I can remember those wonderful, glorious moments when as a child I was completely lost in some aspect of what I was doing. In these moments my individual sense of being a persona had drained away, there were no linear thoughts of causation, no naming of things and finding a dualistic set of understandings. I would become so involved in a project that I was turning my attention to, as to lose track of time, physicality, and my position in respect to other people.
I have often identified myself as being an art form. An art form can be both a verb and a noun. As a verb an art form is always evolving. It is never finished, but continually responding to its environment, usually at the hands of the artist. An art form can be static as well, stopped in a moment of time and for a brief moment to become a noun. The more dynamic, verb way of being an art form is constantly evolving, changing, shifting, taking on different dimensions and qualities as the artist continues to interact with the self. I often see myself as the more dynamic version, a series of changes that grow and develop out of what was previously present before.
What draws my attention is that the usual, standard way of knowing myself, the way that most of us do on a daily basis completely fades away during my experiences with the creative process. Not only are the usual markers not important, but the lack of need for them has a liberating feeling to it. There is no fear that I have lost my boundaries, or that I might disappear without the old ways of knowing myself. The sense of time falls away and I am timeless in a timeless world. Things move and evolve as each moment unfolds out of itself. Not that there are a discreet set of moments strung together like popcorn on a string, but that the moment exists right now and it is constantly changing, in a state of flux, like watching the image through a kaleidoscope.

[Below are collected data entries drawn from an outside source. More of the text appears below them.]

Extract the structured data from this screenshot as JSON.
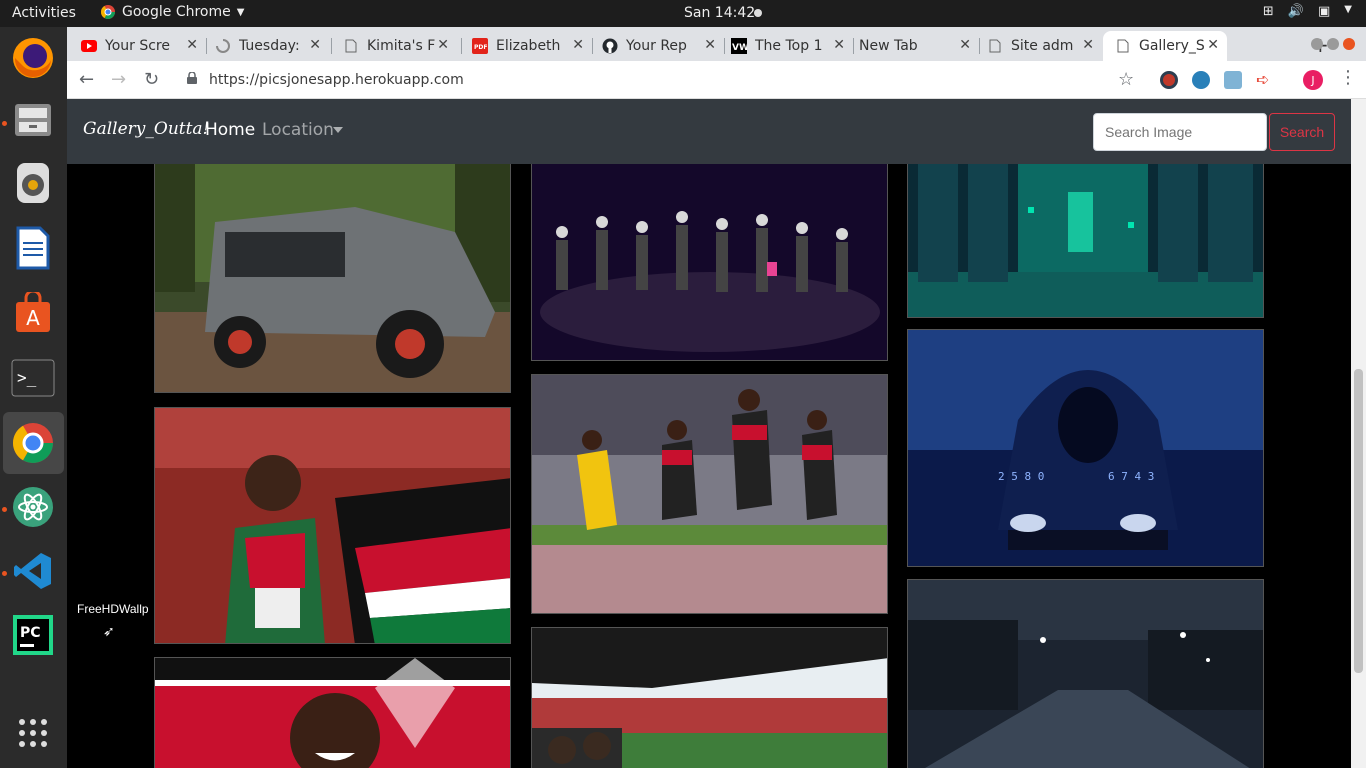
{
  "topbar": {
    "activities": "Activities",
    "app_name": "Google Chrome",
    "clock": "San 14:42"
  },
  "tabs": [
    {
      "title": "Your Scre",
      "icon": "youtube-icon"
    },
    {
      "title": "Tuesday:",
      "icon": "loading-icon"
    },
    {
      "title": "Kimita's F",
      "icon": "page-icon"
    },
    {
      "title": "Elizabeth",
      "icon": "pdf-icon"
    },
    {
      "title": "Your Rep",
      "icon": "github-icon"
    },
    {
      "title": "The Top 1",
      "icon": "vw-icon"
    },
    {
      "title": "New Tab",
      "icon": ""
    },
    {
      "title": "Site adm",
      "icon": "page-icon"
    },
    {
      "title": "Gallery_S",
      "icon": "page-icon"
    }
  ],
  "toolbar": {
    "url": "https://picsjonesapp.herokuapp.com",
    "profile_initial": "J"
  },
  "site": {
    "brand": "Gallery_Outta!",
    "nav_home": "Home",
    "nav_location": "Location",
    "search_placeholder": "Search Image",
    "search_button": "Search"
  },
  "gallery": [
    {
      "caption": "grey SUV in forest"
    },
    {
      "caption": "dancers on dark stage"
    },
    {
      "caption": "green server room"
    },
    {
      "caption": "athlete with Kenyan flag"
    },
    {
      "caption": "runners on track"
    },
    {
      "caption": "hooded hacker"
    },
    {
      "caption": "smiling man with flag"
    },
    {
      "caption": "football stadium"
    },
    {
      "caption": "night street"
    }
  ],
  "desktop": {
    "label": "FreeHDWallp"
  },
  "colors": {
    "navbar": "#343a40",
    "danger": "#dc3545",
    "ubuntu_orange": "#e95420"
  }
}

I am left with an awareness that is fixed on that which has me enthralled, whether it is visual, aural, or tactilely oriented.
I have found that when I participate with the world in a creative way, that I feel a sense of gratitude that works in both directions. I feel gratitude for the world and that I am in it. This has a sense of separation to it in that I am grateful over here for something over there. I also sense that I am grateful for the world that I see in the same way that I can look at a part of my body and be grateful for that as a part of myself. In that way I am being an essential part of the world when I appreciate it, I am that functioning part that notices and appreciates the whole as itself.
Many people have studied creativity as a thing, from the point of view of construing it as a noun. Some have even studied the attributes of those who are highly creative. I have not yet been able to find any studies of what the experience is from a subjective perspective of being within that act of expressing creativity as it moves through us. I want to know what the sense of creativity is as a verb being experienced. I have noticed this action moving through me and taking over my experience in those moments that I have experienced the creative impulse. I am interested in finding out if the experience I know is similar to that of others and if so in what manner?
There is a human awareness to being creative. These experiences, which I open up to allow, become real in both a felt sense and in the physical space around me. I am not so interested in the remains of that creative pulse left behind as in paintings, poems or even less lasting acts as performance art. I want to know what the experience is of being in that creative moment as it unfolds.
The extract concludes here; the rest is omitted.